Unnamed: 0,year,month,day,temp_2,temp_1,average,actual,friend,week_Fri,week_Mon,week_Sat,week_Sun,week_Thurs,week_Tues,week_Wed
0,2019,1,1,45,45,45.6,45,29,1,0,0,0,0,0,0
1,2019,1,2,44,45,45.7,44,61,0,0,1,0,0,0,0
2,2019,1,3,45,44,45.8,41,56,0,0,0,1,0,0,0
3,2019,1,4,44,41,45.9,40,53,0,1,0,0,0,0,0
4,2019,1,5,41,40,46.0,44,41,0,0,0,0,0,1,0


In [4]:
# Separation of data into features and targets

In [5]:
# Labels are the values the Random Forests aim to predict
labels = np.array(features['actual'])

In [6]:
# Dropping the 'actual' column from the dataset
features = features.drop('actual', axis = 1)

In [7]:
# Saving the attribute name for future use
feature_list = list(features.columns)

In [8]:
# Convertion of the Pandas dataframe to a Numpy array
features = np.array(features)

In [9]:
# From the Scikit-learn library we import the method of separating the data into training and test sets
from sklearn.model_selection import train_test_split

In [12]:
# Splitting of the data into training and test sets
train_features, test_features, train_labels, test_labels = train_test_split(features, labels, test_size = 0.25, 
                                                                            random_state = 42)
# The setting of the value of the random state as 42 means that the results will be the same each
# time we perform the separation for reproducible results

In [14]:
# Making sure that the process was implemented correctly by printing the shape of all data
# The expected result is that the number of columns of the training features will match the number of columns
# of test features and that the number of rows will match the corresponding training and test features and labels:
print('Training Features Shape:', train_features.shape)
print('Training Labels Shape:', train_labels.shape)
print('Testing Features Shape:', test_features.shape)
print('Testing Labels Shape:', test_labels.shape)
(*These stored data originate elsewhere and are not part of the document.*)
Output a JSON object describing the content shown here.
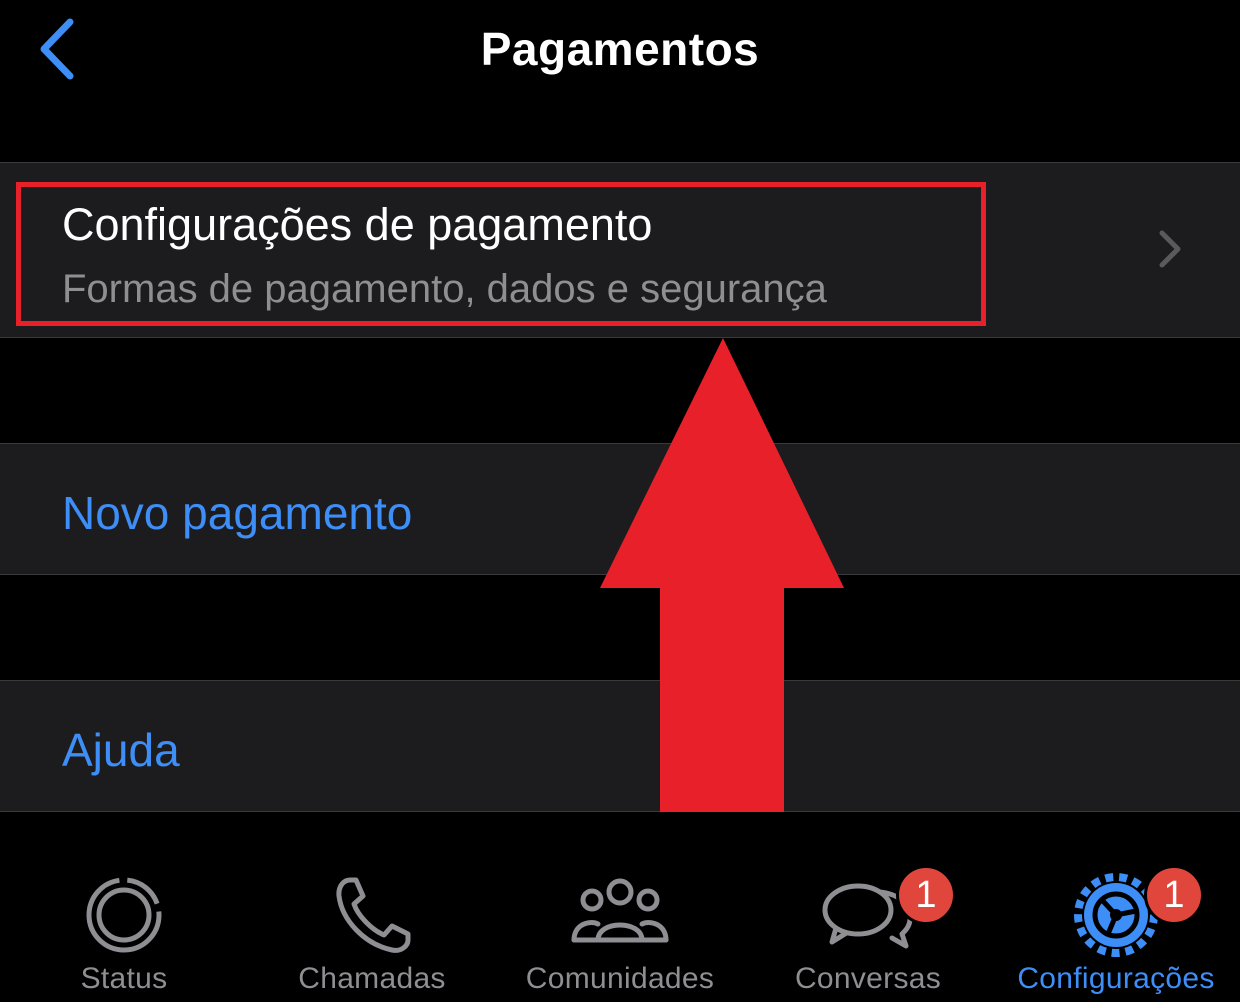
{
  "header": {
    "title": "Pagamentos",
    "back_icon": "chevron-left-icon"
  },
  "payment_settings": {
    "title": "Configurações de pagamento",
    "subtitle": "Formas de pagamento, dados e segurança",
    "chevron_icon": "chevron-right-icon"
  },
  "new_payment": {
    "label": "Novo pagamento"
  },
  "help": {
    "label": "Ajuda"
  },
  "annotation": {
    "color": "#e8202a"
  },
  "tabs": [
    {
      "label": "Status",
      "icon": "status-ring-icon",
      "badge": "",
      "active": false
    },
    {
      "label": "Chamadas",
      "icon": "phone-icon",
      "badge": "",
      "active": false
    },
    {
      "label": "Comunidades",
      "icon": "people-group-icon",
      "badge": "",
      "active": false
    },
    {
      "label": "Conversas",
      "icon": "chat-bubbles-icon",
      "badge": "1",
      "active": false
    },
    {
      "label": "Configurações",
      "icon": "gear-icon",
      "badge": "1",
      "active": true
    }
  ],
  "colors": {
    "background": "#000000",
    "cell": "#1c1c1e",
    "accent": "#3e8ef7",
    "secondary_text": "#8e8e93",
    "badge": "#e0463c"
  }
}
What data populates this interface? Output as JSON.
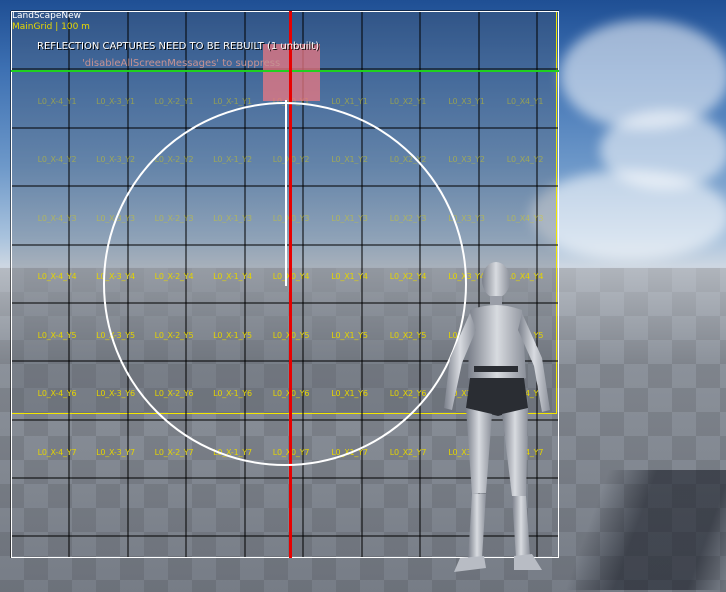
{
  "viewport": {
    "landscape_name": "LandScapeNew",
    "grid_info": "MainGrid | 100 m",
    "messages": {
      "warning": "REFLECTION CAPTURES NEED TO BE REBUILT (1 unbuilt)",
      "suppress_hint": "'disableAllScreenMessages' to suppress"
    },
    "colors": {
      "landscape_bounds": "#f2e600",
      "cell_label": "#e4d400",
      "axis": "#e80000",
      "streaming_line": "#1fd01f",
      "highlight_cell": "#eb7882"
    }
  },
  "cell_rows": [
    [
      "",
      "",
      "",
      "",
      "",
      "",
      "",
      "",
      ""
    ],
    [
      "L0_X-4_Y1",
      "L0_X-3_Y1",
      "L0_X-2_Y1",
      "L0_X-1_Y1",
      "L0_X0_Y1",
      "L0_X1_Y1",
      "L0_X2_Y1",
      "L0_X3_Y1",
      "L0_X4_Y1"
    ],
    [
      "L0_X-4_Y2",
      "L0_X-3_Y2",
      "L0_X-2_Y2",
      "L0_X-1_Y2",
      "L0_X0_Y2",
      "L0_X1_Y2",
      "L0_X2_Y2",
      "L0_X3_Y2",
      "L0_X4_Y2"
    ],
    [
      "L0_X-4_Y3",
      "L0_X-3_Y3",
      "L0_X-2_Y3",
      "L0_X-1_Y3",
      "L0_X0_Y3",
      "L0_X1_Y3",
      "L0_X2_Y3",
      "L0_X3_Y3",
      "L0_X4_Y3"
    ],
    [
      "L0_X-4_Y4",
      "L0_X-3_Y4",
      "L0_X-2_Y4",
      "L0_X-1_Y4",
      "L0_X0_Y4",
      "L0_X1_Y4",
      "L0_X2_Y4",
      "L0_X3_Y4",
      "L0_X4_Y4"
    ],
    [
      "L0_X-4_Y5",
      "L0_X-3_Y5",
      "L0_X-2_Y5",
      "L0_X-1_Y5",
      "L0_X0_Y5",
      "L0_X1_Y5",
      "L0_X2_Y5",
      "L0_X3_Y5",
      "L0_X4_Y5"
    ],
    [
      "L0_X-4_Y6",
      "L0_X-3_Y6",
      "L0_X-2_Y6",
      "L0_X-1_Y6",
      "L0_X0_Y6",
      "L0_X1_Y6",
      "L0_X2_Y6",
      "L0_X3_Y6",
      "L0_X4_Y6"
    ],
    [
      "L0_X-4_Y7",
      "L0_X-3_Y7",
      "L0_X-2_Y7",
      "L0_X-1_Y7",
      "L0_X0_Y7",
      "L0_X1_Y7",
      "L0_X2_Y7",
      "L0_X3_Y7",
      "L0_X4_Y7"
    ],
    [
      "",
      "",
      "",
      "",
      "",
      "",
      "",
      "",
      ""
    ]
  ]
}
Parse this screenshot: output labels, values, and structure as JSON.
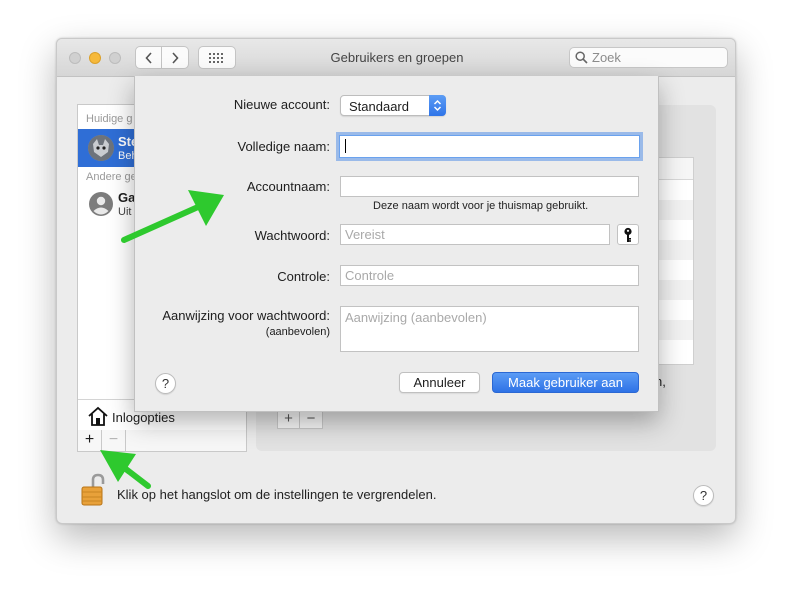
{
  "window": {
    "title": "Gebruikers en groepen",
    "search_placeholder": "Zoek"
  },
  "sidebar": {
    "current_section": "Huidige g",
    "other_section": "Andere ge",
    "users": [
      {
        "name": "Ste",
        "role": "Beh",
        "selected": true
      },
      {
        "name": "Ga",
        "role": "Uit",
        "selected": false
      }
    ],
    "login_options": "Inlogopties",
    "add_symbol": "+",
    "remove_symbol": "−"
  },
  "background": {
    "trailing_text": "n,",
    "add_symbol": "+",
    "remove_symbol": "−"
  },
  "lock_text": "Klik op het hangslot om de instellingen te vergrendelen.",
  "help_label": "?",
  "sheet": {
    "account_type_label": "Nieuwe account:",
    "account_type_value": "Standaard",
    "full_name_label": "Volledige naam:",
    "full_name_value": "",
    "account_name_label": "Accountnaam:",
    "account_name_value": "",
    "account_name_note": "Deze naam wordt voor je thuismap gebruikt.",
    "password_label": "Wachtwoord:",
    "password_placeholder": "Vereist",
    "verify_label": "Controle:",
    "verify_placeholder": "Controle",
    "hint_label": "Aanwijzing voor wachtwoord:",
    "hint_sublabel": "(aanbevolen)",
    "hint_placeholder": "Aanwijzing (aanbevolen)",
    "cancel_label": "Annuleer",
    "create_label": "Maak gebruiker aan"
  },
  "colors": {
    "accent": "#2f74e8",
    "annotation_arrow": "#2ec92e",
    "lock": "#e8a13a"
  }
}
Training Features Shape: (261, 14)
Training Labels Shape: (261,)
Testing Features Shape: (87, 14)
Testing Labels Shape: (87,)


In [15]:
# Setting the historical maximum average temperatures as the baseline prediction
baseline_preds = test_features[:, feature_list.index('average')]

In [16]:
# Baseline errors, and display of average baseline error
baseline_errors = abs(baseline_preds - test_labels)
print('Average baseline error: ', round(np.mean(baseline_errors), 2), 'degrees')

Average baseline error:  5.06 degrees


One of the main goals has been achieved. As if an average error of 5 points couldn't be achieved, the original approach should be reconsidered.

In [17]:
# Import of the random forest regression model from the Scikit-learn library
from sklearn.ensemble import RandomForestRegressor

In [19]:
# Instatiate the model
rf = RandomForestRegressor(n_estimators = 1000, random_state = 42)

In [20]:
# Train the model on training data
rf.fit(train_features, train_labels)

In [21]:
# Using the random forest model prediction method on test data
predictions = rf.predict(test_features)

In [22]:
# Calculation of the absolute errors
errors = abs(predictions - test_labels)

In [23]:
# Printing out the mean absolute error (mae)
print('Mean Absolute Error: ', round(np.mean(errors), 2), 'degrees')

Mean Absolute Error:  3.83 degrees


The average estimate is off by 3.83 points. This is more than a one-point average improvement over the baseline. While this may not seem significant, it is almost 25% better than the baseline, which, depending on the field and problem it relates to, could represent millions of dollars for a company.

In order to put the model's prediction into perpective a calculation of its accuracy using the mean average percentage error will be made.

In [24]:
# Calculation of the mean average percentage error (MAPE)
mape = 100 * (errors / test_labels)

In [25]:
# Calculation and display of the model's accuracy
accuracy = 100 - np.mean(mape)
print('Accuracy: ', round(accuracy, 2), '%')

Accuracy:  93.98 %


The implemented model has learned how to predict the next day's maximum temperature in Seattle with a 93.8% accuracy.